On the behaviour of structure-sensitive reactions on single atom and dilute alloy surfaces

Highly dilute alloys and single-atom alloys (SAAs; a subclass of dilute alloys in which the minority metal is atomically dispersed) have attracted significant interest in view of their remarkable catalytic properties. Indeed, an increasing amount of data gathered from surface science and catalysis studies shows that they exhibit high activity and selectivity in a number of reactions, e.g. C-H activation, C-C coupling, (de)hydrogenation reactions and catalytic oxidations, as well as high resistance to poisons such as coke and CO. However, most of the surface science experiments and the theoretical studies have so far focused on the most stable surface geometry, i.e. the (111) crystal facet.

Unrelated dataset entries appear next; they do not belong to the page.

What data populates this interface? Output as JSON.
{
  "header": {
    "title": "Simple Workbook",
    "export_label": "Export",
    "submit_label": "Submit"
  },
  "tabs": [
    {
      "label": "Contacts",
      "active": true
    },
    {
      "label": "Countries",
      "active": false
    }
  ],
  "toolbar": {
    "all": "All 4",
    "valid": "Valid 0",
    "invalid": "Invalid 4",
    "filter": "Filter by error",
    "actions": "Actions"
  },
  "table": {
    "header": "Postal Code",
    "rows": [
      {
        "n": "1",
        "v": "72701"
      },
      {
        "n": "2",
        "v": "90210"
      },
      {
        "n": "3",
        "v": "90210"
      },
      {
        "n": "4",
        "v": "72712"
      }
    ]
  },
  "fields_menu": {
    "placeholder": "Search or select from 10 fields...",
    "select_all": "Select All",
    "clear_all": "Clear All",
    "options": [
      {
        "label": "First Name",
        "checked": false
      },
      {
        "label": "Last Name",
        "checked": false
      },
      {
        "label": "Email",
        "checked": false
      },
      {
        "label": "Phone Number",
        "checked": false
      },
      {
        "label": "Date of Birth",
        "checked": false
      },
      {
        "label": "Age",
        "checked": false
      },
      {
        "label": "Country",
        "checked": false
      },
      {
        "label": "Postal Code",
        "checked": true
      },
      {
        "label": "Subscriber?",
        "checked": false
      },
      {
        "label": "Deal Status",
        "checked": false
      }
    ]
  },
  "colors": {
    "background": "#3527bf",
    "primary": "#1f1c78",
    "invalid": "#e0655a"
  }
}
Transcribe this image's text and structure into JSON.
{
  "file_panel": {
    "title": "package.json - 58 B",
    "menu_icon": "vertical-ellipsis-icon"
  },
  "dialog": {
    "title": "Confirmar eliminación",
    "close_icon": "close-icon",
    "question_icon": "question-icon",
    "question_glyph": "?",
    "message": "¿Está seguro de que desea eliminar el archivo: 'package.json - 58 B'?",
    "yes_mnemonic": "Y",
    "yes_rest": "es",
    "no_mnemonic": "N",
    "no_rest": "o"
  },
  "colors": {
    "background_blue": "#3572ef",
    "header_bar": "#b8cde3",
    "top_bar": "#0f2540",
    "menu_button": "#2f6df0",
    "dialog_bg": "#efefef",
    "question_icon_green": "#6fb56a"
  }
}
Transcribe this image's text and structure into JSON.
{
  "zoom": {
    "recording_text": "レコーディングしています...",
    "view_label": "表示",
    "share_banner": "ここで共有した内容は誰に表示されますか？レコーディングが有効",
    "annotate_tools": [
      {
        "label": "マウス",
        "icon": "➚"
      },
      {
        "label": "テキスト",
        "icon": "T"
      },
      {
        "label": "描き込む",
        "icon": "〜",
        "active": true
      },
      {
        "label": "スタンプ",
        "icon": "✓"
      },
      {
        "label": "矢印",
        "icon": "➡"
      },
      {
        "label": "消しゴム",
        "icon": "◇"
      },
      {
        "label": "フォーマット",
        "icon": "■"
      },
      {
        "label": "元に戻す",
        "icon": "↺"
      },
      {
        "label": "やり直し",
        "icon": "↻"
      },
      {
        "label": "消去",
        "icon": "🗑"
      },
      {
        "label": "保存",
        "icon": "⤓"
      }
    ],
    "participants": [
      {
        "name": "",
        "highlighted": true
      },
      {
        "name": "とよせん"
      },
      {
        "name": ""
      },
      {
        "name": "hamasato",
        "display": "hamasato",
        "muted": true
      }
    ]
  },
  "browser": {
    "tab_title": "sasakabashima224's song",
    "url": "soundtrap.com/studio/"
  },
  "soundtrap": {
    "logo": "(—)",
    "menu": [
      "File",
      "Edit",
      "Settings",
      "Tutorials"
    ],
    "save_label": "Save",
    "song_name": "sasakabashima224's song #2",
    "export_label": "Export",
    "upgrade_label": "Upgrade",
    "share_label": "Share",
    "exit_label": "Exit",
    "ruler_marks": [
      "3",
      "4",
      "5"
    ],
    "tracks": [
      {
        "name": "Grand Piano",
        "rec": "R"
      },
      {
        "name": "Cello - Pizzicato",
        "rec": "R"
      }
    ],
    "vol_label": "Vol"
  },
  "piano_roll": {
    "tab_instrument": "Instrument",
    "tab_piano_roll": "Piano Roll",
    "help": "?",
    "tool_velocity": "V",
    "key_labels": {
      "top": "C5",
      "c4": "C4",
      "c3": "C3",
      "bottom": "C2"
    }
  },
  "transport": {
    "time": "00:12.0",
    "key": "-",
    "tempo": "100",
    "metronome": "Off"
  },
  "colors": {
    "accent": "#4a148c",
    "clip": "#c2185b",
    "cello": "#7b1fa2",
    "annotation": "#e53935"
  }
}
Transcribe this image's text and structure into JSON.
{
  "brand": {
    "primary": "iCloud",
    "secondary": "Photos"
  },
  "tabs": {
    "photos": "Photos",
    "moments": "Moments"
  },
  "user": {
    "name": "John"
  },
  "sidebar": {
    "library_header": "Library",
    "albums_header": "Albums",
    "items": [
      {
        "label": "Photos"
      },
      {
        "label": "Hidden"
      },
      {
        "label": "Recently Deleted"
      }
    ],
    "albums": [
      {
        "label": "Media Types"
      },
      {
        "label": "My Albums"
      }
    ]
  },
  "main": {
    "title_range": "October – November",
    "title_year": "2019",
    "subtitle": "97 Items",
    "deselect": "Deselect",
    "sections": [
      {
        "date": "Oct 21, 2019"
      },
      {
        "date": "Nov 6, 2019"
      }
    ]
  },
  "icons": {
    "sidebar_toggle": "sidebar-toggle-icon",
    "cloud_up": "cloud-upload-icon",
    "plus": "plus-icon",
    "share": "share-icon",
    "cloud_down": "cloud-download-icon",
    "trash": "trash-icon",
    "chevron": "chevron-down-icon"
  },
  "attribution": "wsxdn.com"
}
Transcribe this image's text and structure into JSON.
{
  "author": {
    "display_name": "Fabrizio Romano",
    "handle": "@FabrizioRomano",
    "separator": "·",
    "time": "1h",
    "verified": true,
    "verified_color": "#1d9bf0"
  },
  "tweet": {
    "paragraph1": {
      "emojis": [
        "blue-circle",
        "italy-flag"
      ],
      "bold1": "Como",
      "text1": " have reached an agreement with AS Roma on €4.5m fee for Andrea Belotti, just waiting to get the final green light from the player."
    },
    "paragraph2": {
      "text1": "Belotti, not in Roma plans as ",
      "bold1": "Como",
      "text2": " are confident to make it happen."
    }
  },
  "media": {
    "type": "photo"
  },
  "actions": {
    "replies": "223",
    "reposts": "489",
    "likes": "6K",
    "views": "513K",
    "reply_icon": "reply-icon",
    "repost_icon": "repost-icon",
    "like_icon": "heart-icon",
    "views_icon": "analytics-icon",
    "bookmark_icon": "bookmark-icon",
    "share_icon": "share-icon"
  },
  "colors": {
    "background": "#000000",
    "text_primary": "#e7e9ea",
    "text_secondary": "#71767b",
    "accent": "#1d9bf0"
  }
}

On the other hand, practical catalysts expose other surfaces as well, and it is therefore important to elucidate the catalytic behaviour of these alloys on these surfaces.

Thus motivated, a recent theoretical study from Michail Stamatakis's group, which was featured in the cover of Catalysis Science and Technology, focused on reactions that exhibit structure-sensitivity on "traditional" catalysts and are of interest to vehicle emissions control. In particular, the reactions considered include the direct dissociations of NO, CO2 and N2, and the reverse events (association reactions). The study demonstrates that the structure-sensitivity of the dissociation reactions is considerably reduced on SAA surfaces as compared to pure platinum group metal surfaces (Rh, Pt, Pd and Ni). This property of SAAs is important from a practical standpoint, since it could eliminate the need for precise engineering of the structure and geometry of catalytic nanoparticles, making the process of catalyst manufacturing simpler and more economical. Additionally, the study identified highly dilute alloys consisting of small Ni clusters (dimers and trimers) doped on Cu(100) and (111) facets, as excellent catalysts for the activation of N=O and C=O bonds, but also for the formation of N2 which is a crucial reaction for the efficient operation of three-way catalytic converters. These highly dilute alloys were shown to outperform the SAAs studied and exhibit similar (or even better in some cases) catalytic properties than well-established pure metals in heterogeneous catalysis (e.g. Rh, Pt and Pd).

This work can therefore guide future theoretical, surface science and catalysis studies on SAAs and highly dilute alloys, towards the development of superior catalysts that can efficiently catalyse chemistries of industrial significance.